8 thoughts on “Farsa em alguns atos – eleitores alemães a quanto obrigais”

  1. Isto aflige-me! Só cosmética?!!! E o valor do défice tb é “falso”?
    Se isto é mesmo assim (e eu não percebo nada disto) como responsabilizar esta gente??
    Não há esperança?
    Ai!

  2. a percentagem do deficit é actualmente de 123%.depois um esforço colossal dos portugueses, o citado defict agravou-se em mais de 30%. o ps no poder, recupera durante 4 anos o pais ( mesmo com scuts)e volvidos dois anos ,viu todo este esforço destruido por uma crise sem precedentes nas nossas vidas e de nivel internacional. o resto é o que se viu.bancos falidos, empresas falidas e milhares de trabalhadores no desemprego.a banca como sempre, foge das suas responsabilidades pela voz de um dos banqueiros com palavras imorais como : ai aguentam, aguentam .Nota: o abandono no algarve de empreendimentos de milhares de habitaçoes e varios hoteis diz-nos que socrates tambem andou por ali.

  3. A verdade, entretanto confessada por Paulo Rangel — que, pressentindo os perigos políticos desta diatribe, aconselhou cautela ao seu partido — é que os portugueses NÃO IRÃO VER UM ÚNICO TOSTÃO A MAIS no seu bolso, neste ano de 2013, em consequência deste grandioso e fenomenal sucesso…

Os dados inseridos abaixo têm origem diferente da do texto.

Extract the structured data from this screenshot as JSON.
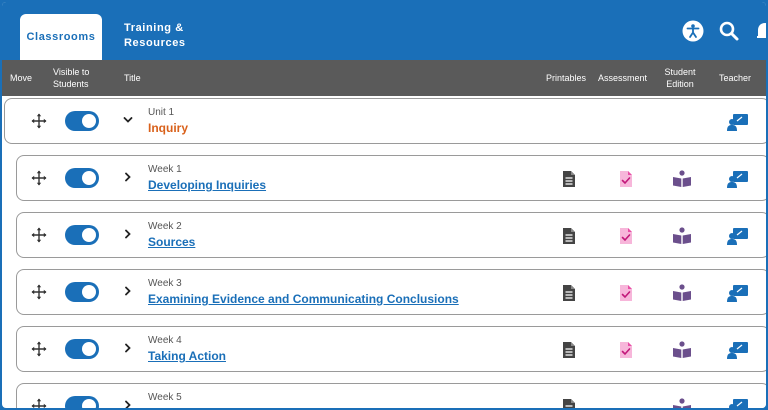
{
  "nav": {
    "tabs": [
      "Classrooms",
      "Training & Resources"
    ],
    "accessibility_icon": "accessibility-icon",
    "search_icon": "search-icon",
    "bell_icon": "bell-icon"
  },
  "header": {
    "move": "Move",
    "visible": "Visible to Students",
    "title": "Title",
    "printables": "Printables",
    "assessment": "Assessment",
    "student_edition": "Student Edition",
    "teacher": "Teacher"
  },
  "unit": {
    "label": "Unit 1",
    "title": "Inquiry"
  },
  "weeks": [
    {
      "label": "Week 1",
      "title": "Developing Inquiries"
    },
    {
      "label": "Week 2",
      "title": "Sources"
    },
    {
      "label": "Week 3",
      "title": "Examining Evidence and Communicating Conclusions"
    },
    {
      "label": "Week 4",
      "title": "Taking Action"
    },
    {
      "label": "Week 5",
      "title": ""
    }
  ],
  "colors": {
    "brand": "#1a6fb8",
    "unit_title": "#d9611b",
    "assessment": "#e84fa6",
    "student_edition": "#6b4f8c"
  }
}
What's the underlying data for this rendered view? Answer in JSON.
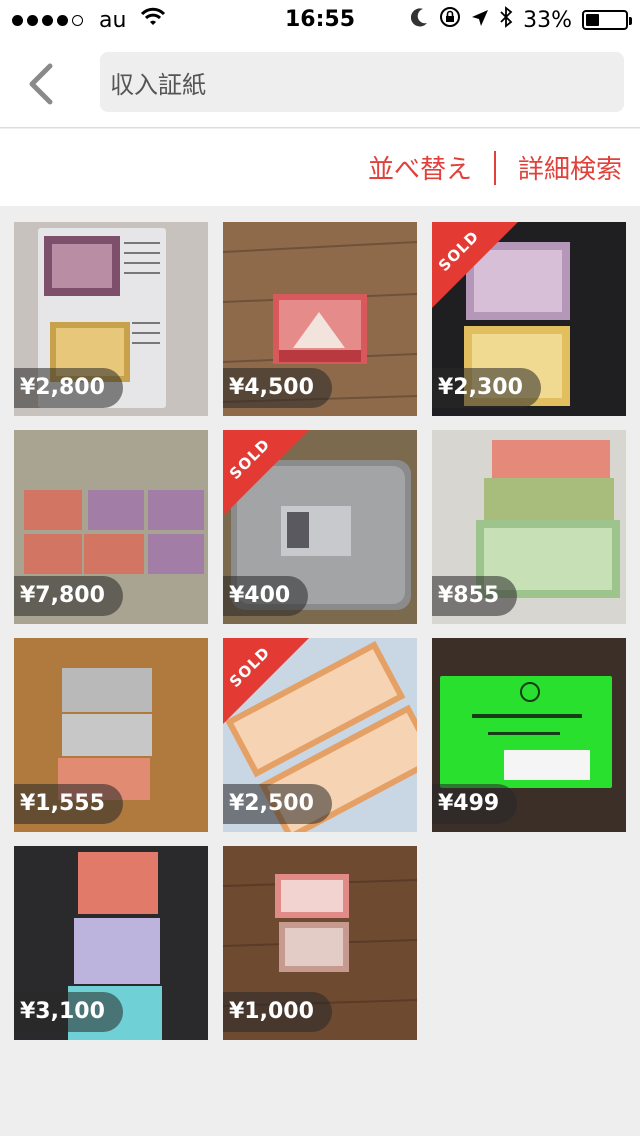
{
  "status_bar": {
    "carrier": "au",
    "time": "16:55",
    "battery": "33%",
    "battery_level": 0.33
  },
  "search": {
    "query": "収入証紙"
  },
  "filter": {
    "sort_label": "並べ替え",
    "detail_label": "詳細検索"
  },
  "sold_label": "SOLD",
  "items": [
    {
      "price": "¥2,800",
      "sold": false
    },
    {
      "price": "¥4,500",
      "sold": false
    },
    {
      "price": "¥2,300",
      "sold": true
    },
    {
      "price": "¥7,800",
      "sold": false
    },
    {
      "price": "¥400",
      "sold": true
    },
    {
      "price": "¥855",
      "sold": false
    },
    {
      "price": "¥1,555",
      "sold": false
    },
    {
      "price": "¥2,500",
      "sold": true
    },
    {
      "price": "¥499",
      "sold": false
    },
    {
      "price": "¥3,100",
      "sold": false
    },
    {
      "price": "¥1,000",
      "sold": false
    }
  ],
  "colors": {
    "accent": "#e0413a",
    "sold_ribbon": "#e33b34"
  }
}
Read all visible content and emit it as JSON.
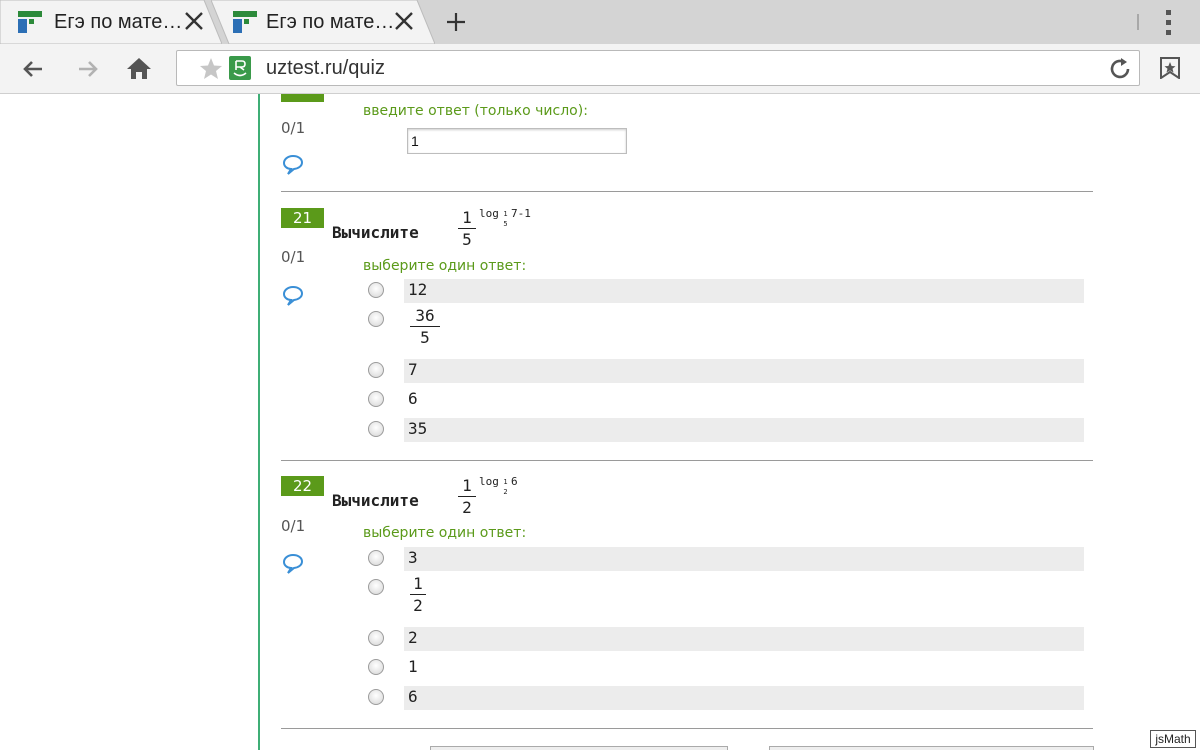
{
  "browser": {
    "tabs": [
      {
        "title": "Егэ по мате…"
      },
      {
        "title": "Егэ по мате…"
      }
    ],
    "url": "uztest.ru/quiz"
  },
  "colors": {
    "accent_green": "#5b9a1a",
    "line_green": "#3fae76",
    "comment_blue": "#3a8fd6"
  },
  "quiz": {
    "q20": {
      "score": "0/1",
      "prompt": "введите ответ (только число):",
      "answer_value": "1"
    },
    "q21": {
      "number": "21",
      "text": "Вычислите",
      "expr": {
        "num": "1",
        "den": "5",
        "exp": "log",
        "exp_tail": "7-1",
        "base_num": "1",
        "base_den": "5"
      },
      "score": "0/1",
      "prompt": "выберите один ответ:",
      "options": [
        "12",
        "36",
        "5",
        "7",
        "6",
        "35"
      ]
    },
    "q22": {
      "number": "22",
      "text": "Вычислите",
      "expr": {
        "num": "1",
        "den": "2",
        "exp": "log",
        "exp_tail": "6",
        "base_num": "1",
        "base_den": "2"
      },
      "score": "0/1",
      "prompt": "выберите один ответ:",
      "options": [
        "3",
        "1",
        "2",
        "2",
        "1",
        "6"
      ]
    }
  },
  "footer": {
    "jsmath": "jsMath"
  }
}
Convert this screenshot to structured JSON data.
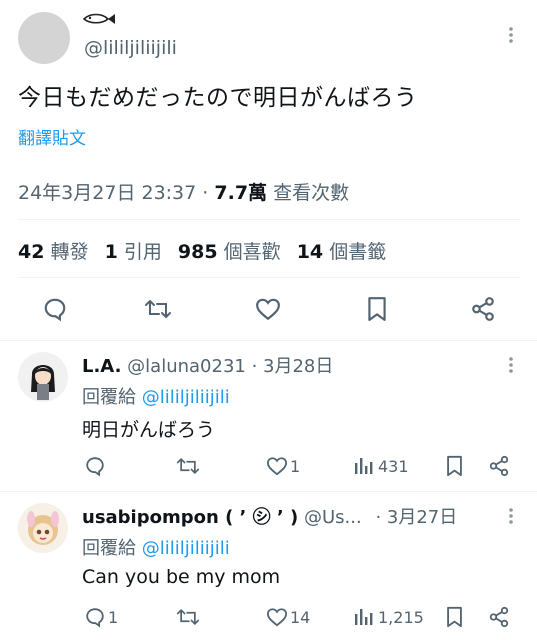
{
  "main_tweet": {
    "username_top_glyph": "",
    "handle": "@lililjiliijili",
    "text": "今日もだめだったので明日がんばろう",
    "translate_label": "翻譯貼文",
    "timestamp": "24年3月27日 23:37",
    "separator": "·",
    "views_count": "7.7萬",
    "views_label": "查看次數",
    "stats": [
      {
        "count": "42",
        "label": "轉發"
      },
      {
        "count": "1",
        "label": "引用"
      },
      {
        "count": "985",
        "label": "個喜歡"
      },
      {
        "count": "14",
        "label": "個書籤"
      }
    ]
  },
  "replies": [
    {
      "name": "L.A.",
      "handle": "@laluna0231",
      "date": "· 3月28日",
      "reply_prefix": "回覆給",
      "reply_to": "@lililjiliijili",
      "text": "明日がんばろう",
      "likes": "1",
      "views": "431",
      "replies_count": ""
    },
    {
      "name": "usabipompon ( ’ ㋛ ’ )",
      "handle": "@Us...",
      "date": "· 3月27日",
      "reply_prefix": "回覆給",
      "reply_to": "@lililjiliijili",
      "text": "Can you be my mom",
      "replies_count": "1",
      "likes": "14",
      "views": "1,215"
    }
  ],
  "colors": {
    "accent": "#1d9bf0",
    "muted": "#536471",
    "divider": "#eff3f4"
  }
}
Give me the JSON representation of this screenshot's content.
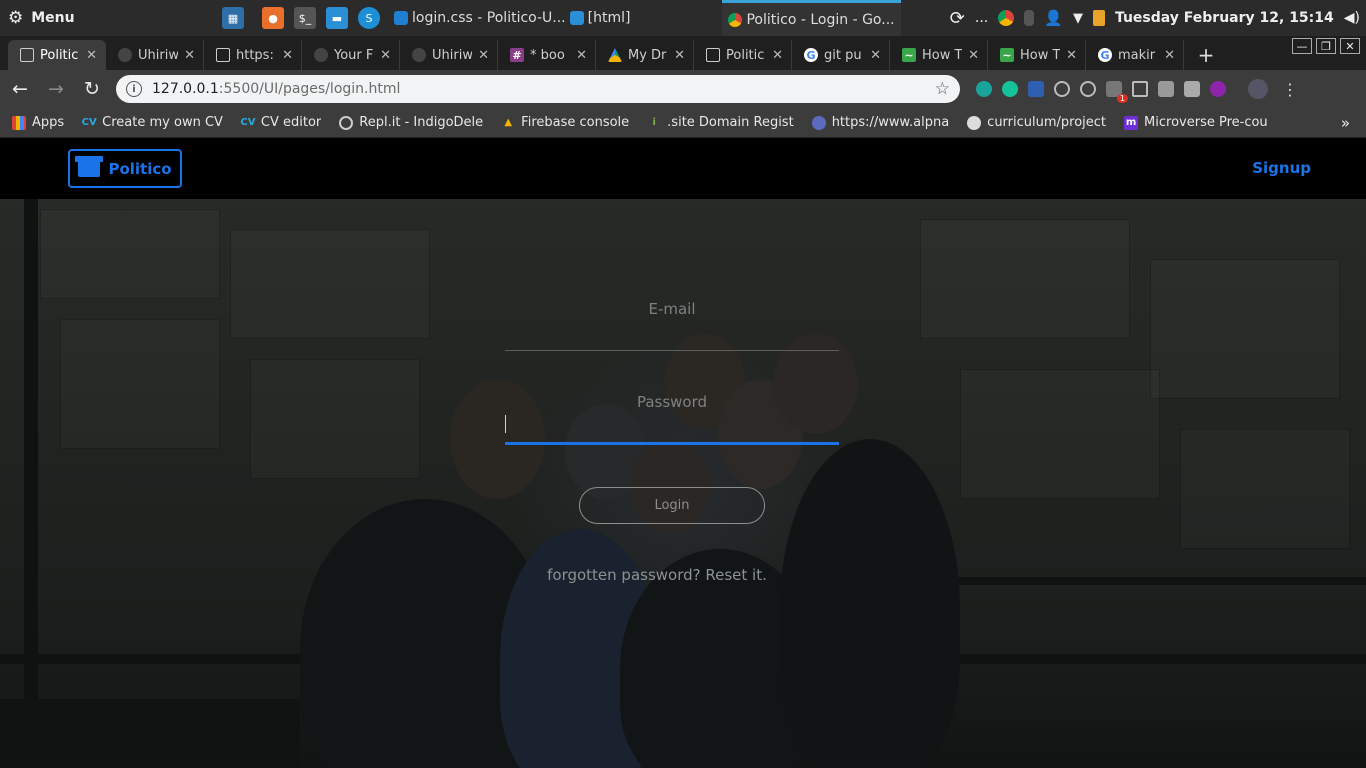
{
  "os": {
    "menu_label": "Menu",
    "windows": [
      {
        "label": "login.css - Politico-U...",
        "active": false
      },
      {
        "label": "[html]",
        "active": false
      },
      {
        "label": "Politico - Login - Go...",
        "active": true
      }
    ],
    "clock": "Tuesday February 12, 15:14",
    "tray_dots": "..."
  },
  "tabs": [
    {
      "label": "Politic",
      "active": true
    },
    {
      "label": "Uhiriw",
      "active": false
    },
    {
      "label": "https:",
      "active": false
    },
    {
      "label": "Your F",
      "active": false
    },
    {
      "label": "Uhiriw",
      "active": false
    },
    {
      "label": "* boo",
      "active": false
    },
    {
      "label": "My Dr",
      "active": false
    },
    {
      "label": "Politic",
      "active": false
    },
    {
      "label": "git pu",
      "active": false
    },
    {
      "label": "How T",
      "active": false
    },
    {
      "label": "How T",
      "active": false
    },
    {
      "label": "makir",
      "active": false
    }
  ],
  "address": {
    "host": "127.0.0.1",
    "path": ":5500/UI/pages/login.html"
  },
  "extension_badge": "1",
  "bookmarks": [
    {
      "label": "Apps"
    },
    {
      "label": "Create my own CV"
    },
    {
      "label": "CV editor"
    },
    {
      "label": "Repl.it - IndigoDele"
    },
    {
      "label": "Firebase console"
    },
    {
      "label": ".site Domain Regist"
    },
    {
      "label": "https://www.alpna"
    },
    {
      "label": "curriculum/project"
    },
    {
      "label": "Microverse Pre-cou"
    }
  ],
  "site": {
    "brand": "Politico",
    "signup": "Signup",
    "email_label": "E-mail",
    "password_label": "Password",
    "login_label": "Login",
    "forgot_text": "forgotten password? Reset it.",
    "accent": "#1a73e8"
  }
}
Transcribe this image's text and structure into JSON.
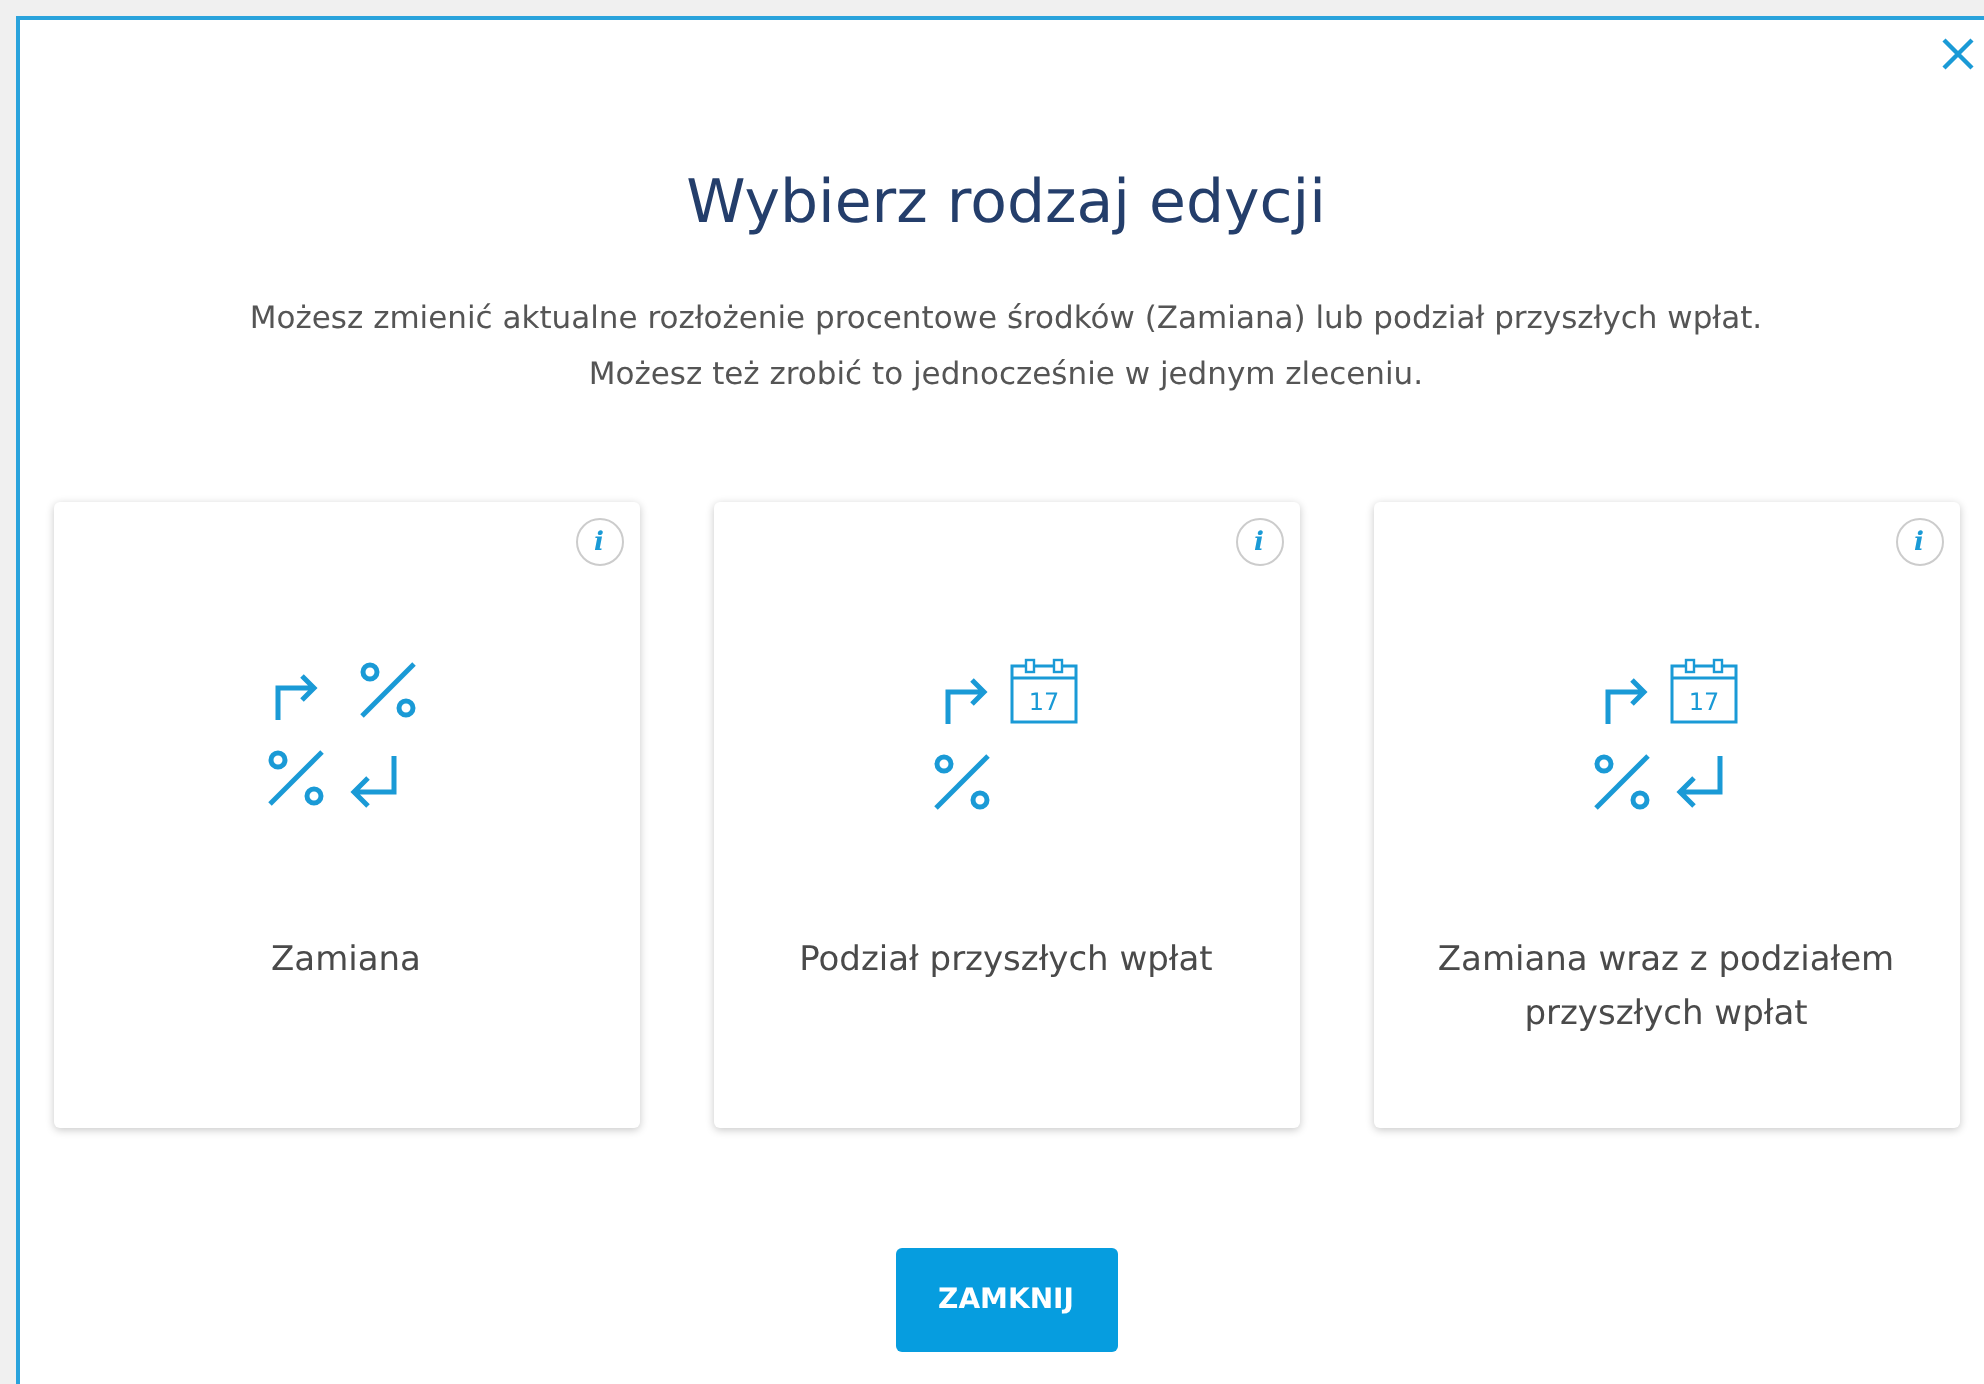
{
  "dialog": {
    "title": "Wybierz rodzaj edycji",
    "description": [
      "Możesz zmienić aktualne rozłożenie procentowe środków (Zamiana) lub podział przyszłych wpłat.",
      "Możesz też zrobić to jednocześnie w jednym zleceniu."
    ],
    "options": [
      {
        "kind": "swap",
        "info_label": "i",
        "label": "Zamiana"
      },
      {
        "kind": "future",
        "info_label": "i",
        "label": "Podział przyszłych wpłat",
        "calendar_day": "17"
      },
      {
        "kind": "both",
        "info_label": "i",
        "label": "Zamiana wraz z podziałem przyszłych wpłat",
        "calendar_day": "17"
      }
    ],
    "close_button": "ZAMKNIJ"
  }
}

    Entretanto, lembro que é suposto suportarmos a contrapartida acordada por Gaspar: o CORTE DE 4 MIL MILHÕES NOS SERVIÇOS PÚBLICOS. Desta vez, parece que Vítor Gaspar seguiu o bom exemplo de Passos Coelho: o de mentir mais ainda, quando o eleitorado já desconfia abertamente da sua infidelidade. Mas esse palavreado, que tão bem distrai os inebriados pela paixão, não resulta com os traídos…

  4. Penelope

    Amiga, ao ler o que publicaste, fiquei com a certeza que tu acabaste de chegar, directamente de Marte e aterraste neste rectangulo à beira-mar plantado. Para não pensares que lá está novamente aquele chato do sulista, elitista e liberal a vociferar, aconselho-te a ler o artigo do Nicolau Santos, intitulado de ” Pra nao dizer que nao falei de flores”, da separata económica do Expresso de hoje.
    Nao me vais dizer, depois, que o Nicolau Santos, grande seguidor das teses macroeconomicas da ONU para os países do Sul da Europa, defendidas magistralmente pelo seu representante em Portugal, Artur Baptista da Silva e, ao que parece, quadro do PS, seja um grande amigalhaço do Pedro Passos.
    Só uma pequena observação: Imaginem se o Tózé tivesse lembrado de convidar o Baptista da Silva para a oficina das ideias.